It’s that time of year again. Most students are back from their summer holidays, settling in to the old routine AKA mass procrastination to avoid their homework. These avoidance techniques commonly include starting a “WPR”, or “web page review [site]”. It’s a harmless pastime, but it never fails to amuse me how many of these WPRs are dishing out bad advice, or missing key points altogether. I’ve picked upon a few problems at the first 3 WPRs I came across this evening…
Starting with Indubitable Reviews, already I see 4 HTML errors because an id is being used where a class would be better suited. Not a major issue on the grand scale of things, but as the accessibility statement claims that “
All the pages on this site validate as xHTML 1.0 Strict” it’s a little bit like false advertising.
The reviews themselves are quite short, and offer little in the way of actual suggestions. There seems to be a lot of ass-kissing going on for a WPR that’s advertising itself as “blunt” (About Us – second paragraph). The review of Kaylee’s Reliquesce for example, tells us that said site is “impressive” but I see no such thing. The site is nice, sure enough, usable and aesthetically pleasant even… but hardly what I’d call “impressive”. Web Designer Wall — now that’s impressive.
My suggestion for Indubitable Reviews would be to try and focus less on being some sort of accessibility expert (really, you don’t need the access keys) and more on the individual websites. Explain in greater detail the benefits of Kaylee adding a search bar (ease of use, etc), or why Alex should elaborate on his pet peeves (increased keyword placement, more interesting reading).
Moving on to Shattered Moment Reviews and we have a WPR that claims to be “one of the best WPRs on the Web”. I would expect this WPR to be the cream of the crop, because not only is it supposedly one of the best, but the owner advertises his “straight A’s in English”. This must mean that
the unnecessary capitalisation of web , and the unneeded apostrophe in “A’s” are total accidents.

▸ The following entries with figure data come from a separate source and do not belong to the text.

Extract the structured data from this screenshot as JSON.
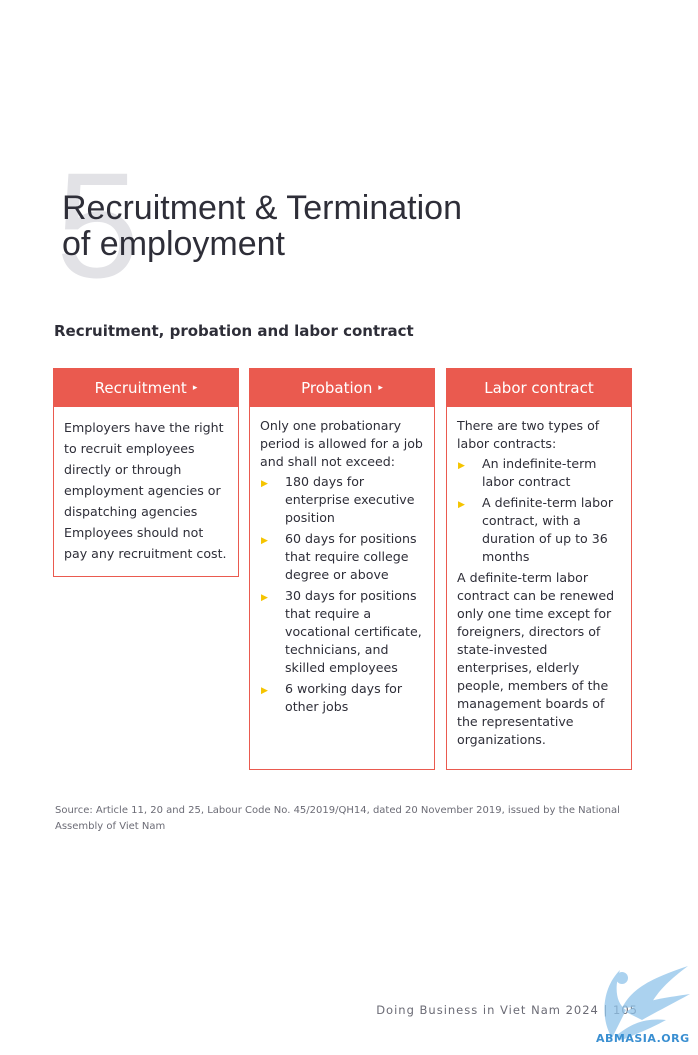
{
  "chapter": {
    "number": "5",
    "title_line1": "Recruitment & Termination",
    "title_line2": "of employment"
  },
  "section": {
    "subtitle": "Recruitment, probation and labor contract"
  },
  "boxes": {
    "recruitment": {
      "header": "Recruitment",
      "arrow": "▸",
      "text": "Employers have the right to recruit employees directly or through employment agencies or dispatching agencies Employees should not pay any recruitment cost."
    },
    "probation": {
      "header": "Probation",
      "arrow": "▸",
      "intro": "Only one probationary period is allowed for a job and shall not exceed:",
      "items": [
        "180 days for enterprise executive position",
        "60 days for positions that require college degree or above",
        "30 days for positions that require a vocational certificate, technicians, and skilled employees",
        "6 working days for other jobs"
      ]
    },
    "labor_contract": {
      "header": "Labor contract",
      "intro": "There are two types of labor contracts:",
      "items": [
        "An indefinite-term labor contract",
        "A definite-term labor contract, with a duration of up to 36 months"
      ],
      "outro": "A definite-term labor contract can be renewed only one time except for foreigners, directors of state-invested enterprises, elderly people, members of the management boards of the representative organizations."
    }
  },
  "bullet_glyph": "▶",
  "source": "Source: Article 11, 20 and 25, Labour Code No. 45/2019/QH14, dated 20 November 2019, issued by the National Assembly of Viet Nam",
  "footer": {
    "text": "Doing Business in Viet Nam 2024 | 105"
  },
  "watermark": {
    "text": "ABMASIA.ORG",
    "icon": "eagle-icon"
  },
  "colors": {
    "accent": "#ea5a4f",
    "bullet": "#f5c400",
    "chapter_number": "#e2e2e6"
  }
}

The reviews themselves are not as brief as Indubitable, but are much the same in terms of ass-kissing. I also see a lot of paragraphs along the lines of “you have this error, but I’m not sure what the culprit is”; I thought the point in being a reviewer was to impart greater knowledge on those who ask for reviews? Apparently things have changed since my day.
Keira of verbalism.org is told that because her “Writings” are articles she can expect them to be reviewed, and then they’re not touched upon. This, despite the fact that one — “You and Your Blog Site” — basically tells us to write what we want. This article is virtually pointless and I would have mentioned it as such in a review. Furthermore, Keira’s site doesn’t validate and the transitional doctype is a cop-out. Again, two things that should have been mentioned.
Harlequin Reviews is probably the neatest of the lot, putting the focus straight onto the last reviewed website. Again though, the reviews are brief. (Did spending 3 days writing a review go out of fashion?) I feel more time could be spent reviewing the content of each website, especially blogs — even if you simply add your opinions of how well its written (or not, in some cases).
For the benefits of semantics, the pending reviews would be better in a list (
<ol>) and the site header should not be inside a link (instead the link should be inside the header). Instead of the list of “Read?” links on the Reviews page, a more keyword-rich/SEO friendly approach would be to use link text such as “Review of [name]’s site [site name]” or suchlike. Of course, I’m being anal for the sake of it there.
All in all, the quality of reviews from these flash-in-the-pan reviewers has gone up since I started reviewing (“Splash page? 2000 points!”) but there’s still a lot of hodge-podge attempts out there with a mixture of both useless and sometimes wrong advice. Submit for a review if you’re brave, but don’t put all your faith in one person. Don’t forget that quantity doesn’t necessarily equate to quality, either.